Writing all of that out, I feel like I want to think of him as separate somehow. Before while thinking about this, I felt closer to Fhern or that he was my half. I may waiver back and forth on this for some time.

 


 

[Bune] Yesterday, the idea of integration floated around and the idea became appealing to me. Given how long Hope and Fernardo spent trying to integrate, I fear that dragging it out could lead to disaster and I would like to integrate as fast as possible. Gray and Ranger resisted my request concerned it was too quick of a decision, but after looking through some old logs, we found I tried to experiment with merging to get a taste for integration back in August. I attempted to merge with Blue and failed to do so. This time, I don't care to experiment with merging first, I want to jump straight into it.

 

I feel that I'm content with being around, but there is no reason to exist as an individual. I have wanted to personality force myself but we never found the time to explore it for very long. I feel that being a +1 is doing more harm for us as a system, I'm taking time away from the others and I never have enough time for myself. I have mixed feelings about starting a mind place project and I decided I am less than interested in helping Gray with mental math- I have no role and I'm ready to try something new.
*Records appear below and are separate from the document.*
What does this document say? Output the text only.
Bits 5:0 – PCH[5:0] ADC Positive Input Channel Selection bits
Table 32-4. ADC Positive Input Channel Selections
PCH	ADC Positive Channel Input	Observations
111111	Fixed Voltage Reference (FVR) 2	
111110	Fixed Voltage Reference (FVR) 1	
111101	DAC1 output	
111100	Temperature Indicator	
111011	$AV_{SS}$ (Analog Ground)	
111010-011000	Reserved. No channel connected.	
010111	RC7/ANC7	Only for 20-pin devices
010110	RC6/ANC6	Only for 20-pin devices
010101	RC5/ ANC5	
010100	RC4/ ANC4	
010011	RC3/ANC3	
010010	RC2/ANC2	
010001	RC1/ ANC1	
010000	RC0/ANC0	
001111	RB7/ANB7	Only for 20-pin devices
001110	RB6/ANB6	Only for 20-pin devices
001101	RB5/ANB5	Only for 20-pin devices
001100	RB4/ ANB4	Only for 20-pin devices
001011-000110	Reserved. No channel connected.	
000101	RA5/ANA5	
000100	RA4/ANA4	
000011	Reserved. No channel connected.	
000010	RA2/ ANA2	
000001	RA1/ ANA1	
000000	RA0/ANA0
Gray felt guilty and tried to talk me out of it, worried that I'm doing this for the system and not myself. I counted with explaining Gray and Ranger already made enough sacrifices for the system, I believe it's my turn. Additionally, I am doing this for myself, I want more time. After establishing this isn't a new thought either, Gray told me he has no argument and I went right ahead to figuring out what my options were.

 

Most of my headmates were either not receptive to integrating with me or felt uncomfortable with the idea. I was worried some of the people I thought I would have a chance with wouldn't work after all- Chrome and I were not as similar as we thought we were, Tom and I were far less compatible than we suspected, and while I was similar to Gray he told me he would need time to warm up to integrating me into him. Going down this list, I was feeling nervous until I spoke to Keatan.

 

To everyone's surprise including my own, Keatan seemed surprisingly compatible. There was this feeling we clicked, and I felt an understanding with him I didn't know I had. He was also interested in integrating with me, and despite my impatience I wanted to spend more time with him.

 

We spoke until Gray was too exhausted to stay awake, and after waking up in the middle of the night we spoke to each other a bit while Gray was half awake. By morning, we had a chance to lay out a more clear plan- Keatan and I would integrate, but only on the condition we split afterwards and discuss how the experience was.

 

[Keatan] I like that Bune gets me, I'm surprised we didn't think about spending time together before. Maybe me being age regressed kept him away. I feel like I don't quite get other people, I feel different in a way. I want to keep to myself, I'm a bit mischievous, maybe a little bit bad >:} But so is Bune, so it make sense. I'm tired of being mixed up with Evergreen, this will probably help.

 

I'm more relaxed on my child form and gag now that I can think finally, but I don't want to throw it out either. One of us said maybe we could do a child-adult form swap when our mood changes (like Hope, Moltosha, you get the idea) and I agreed to that. I want to know what we look like put together, I think it will be fun.

 

I don't want to ruin the moment, so I'm ready. I too am impatient and I'm eager to see what happens. I don't want to put a hard limit on how long we are integrated together, 3 days of not enough time would be stupid but much more than that might be weird. If we like being merged though, I don't know if we should split.

 

* * *

 

We talked a bit and we agreed to the following-

  • Let's just do it. I don't think the merge will be something we don't like, neither of us want to think about this too hard.
  • If the merge/integration/whatever feels ehh, it should split after a little while. "A little while" is some reasonable amount of time.
  • We'll figure out all of the yada yada details later

Bye, we're going to get Ryan and I'm going to integrate. See ya in a bit.